Parte ricorrente ha richiamato l’interpretazione offerta dalla giurisprudenza di legittimità in tema di ICI, affermando che questa Corte ha ritenuto che “a seguito dell’entrata in vigore del D.L. n. 203 del 2005, art. 11 quaterdecies, comma 16, (conv. con modif. in L. n. 248 del 2005) e del D.L. n. 123 del 2006, art. 36, comma 2, (conv. con modif. in L. n. 248 del 2006), che hanno fornito l’interpretazione autentica del D.Lgs. n. 504 del 1992, art. 2, comma 1, lett. b), l’edificabilità di un’area, ai fini dell’applicabilità del criterio di determinazione della base imponibile fondato sul valore venale, deve essere desunta dalla qualificazione ad essa attribuita nel piano regolatore generale adottato dal Comune, indipendentemente dall’approvazione dello stesso da parte della Regione e dall’adozione di strumenti urbanistici attuativi. L’inapplicabilità del criterio fondato sul valore catastale dell’immobile impone, peraltro, di tener conto, nella determinazione della base imponibile, della maggiore o minore attualità delle sue potenzialità edificatorie e, pertanto, la presenza di vincoli o destinazioni urbanistiche che condizionino, in concreto, l’edificabilità del suolo, pur non sottraendo l’area su cui insistono al regime fiscale proprio dei suoli edificabili, incide sulla valutazione del relativo valore venale e, conseguentemente, sulla base imponibile” (così Cass., Sez. 5, n. 5161 del 05/03/2014; conf., tra le tante, Sez. 6-5, n. 12377 del 15/06/2016).

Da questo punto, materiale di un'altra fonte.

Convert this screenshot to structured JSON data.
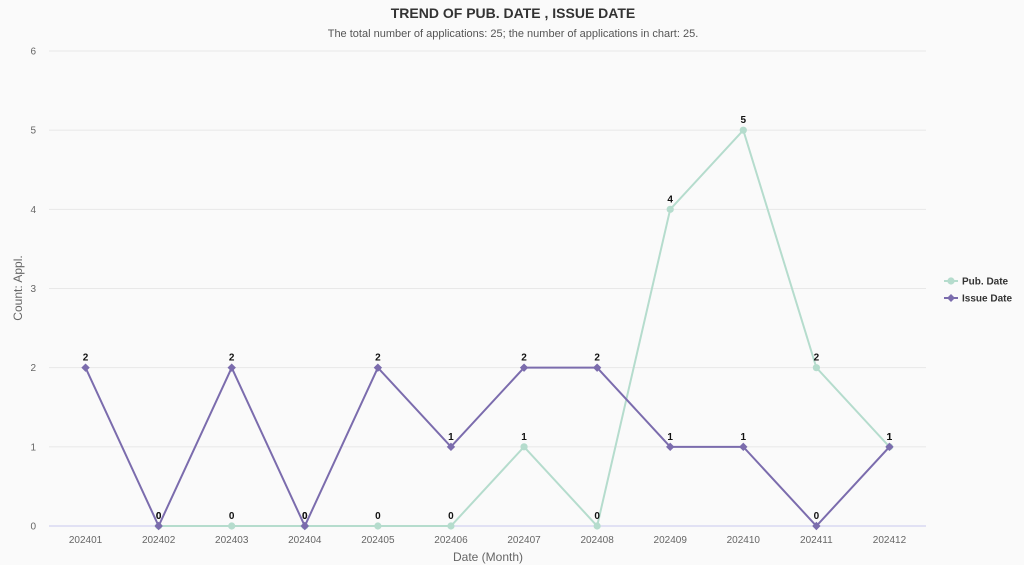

La censura si ferma, però, qui, mentre la parte avrebbe dovuto spiegare in che modo la sentenza gravata abbia in concreto violato, o falsamente applicato, le norme appena richiamate e come sopra interpretate, mediante la rappresentazione delle caratteristiche dei beni oggetto di imposizione, desumibili da atti specificamente indicati, rilevanti ai fini della individuazione della effettiva potenzialità edificatoria.

Il motivo si risolve, in sostanza, nell’enunciazione di un principio di diritto e nella generica allegazione della violazione dello stesso, come tali, non idonee ad interare il contenuto necessario del ricorso.

5. E’ inammissibile anche il secondo motivo, per le stesse ragioni sopra esposte.

Parte ricorrente ha dedotto l’omessa valutazione delle caratteristiche attuali del bene, per avere la CTR avallato la determinazione del valore venple dei beni in questione in base ai criteri indicati nel regolamento comunale previsto dalla L. n. 446 del 1997, art. 59 adottato ben quattro anni prima, ma non ha descritto quali siano tali caratteristiche effettive dei beni, solo genericamente menzionato, né ha indicato gli atti dai quali poterle ricavare.

6. In conclusione, il ricorso deve essere rigettato.

7. La statuizione sulle spese di lite, liquidate in dispositivo, segue la soccombenza.

8. In applicazione del D.P.R. n. 115 del 2002, art. 13, comma 1 quater, si deve dare atto della sussistenza dei presupposti processuali per il versamento da parte della ricorrente di un ulteriore importo a titolo di contributo unificato, pari a quello dovuto per l’impugnazione proposta, se dovuto.

P.Q.M.

la Corte rigetta il ricorso;

condanna la ricorrente alla rifusione delle spese di lite sostenute dal controricorrente, che liquida in Euro 2.000,00 per compenso, oltre rimborso spese forfettario e accessori di legge;

dà atto, in applicazione del D.P.R. n. 115 del 2002, art. 13, comma 1 quater, della sussistenza dei presupposti processuali per il versamento da parte della ricorrente di un ulteriore importo a titolo di contributo unificato, pari a quello dovuto per l’impugnazione proposta, se dovuto.

Così deciso in Roma, nella camera di consiglio della V Sezione civile della Corte suprema di Cassazione, mediante collegamento “da remoto”, il 2 marzo 2021.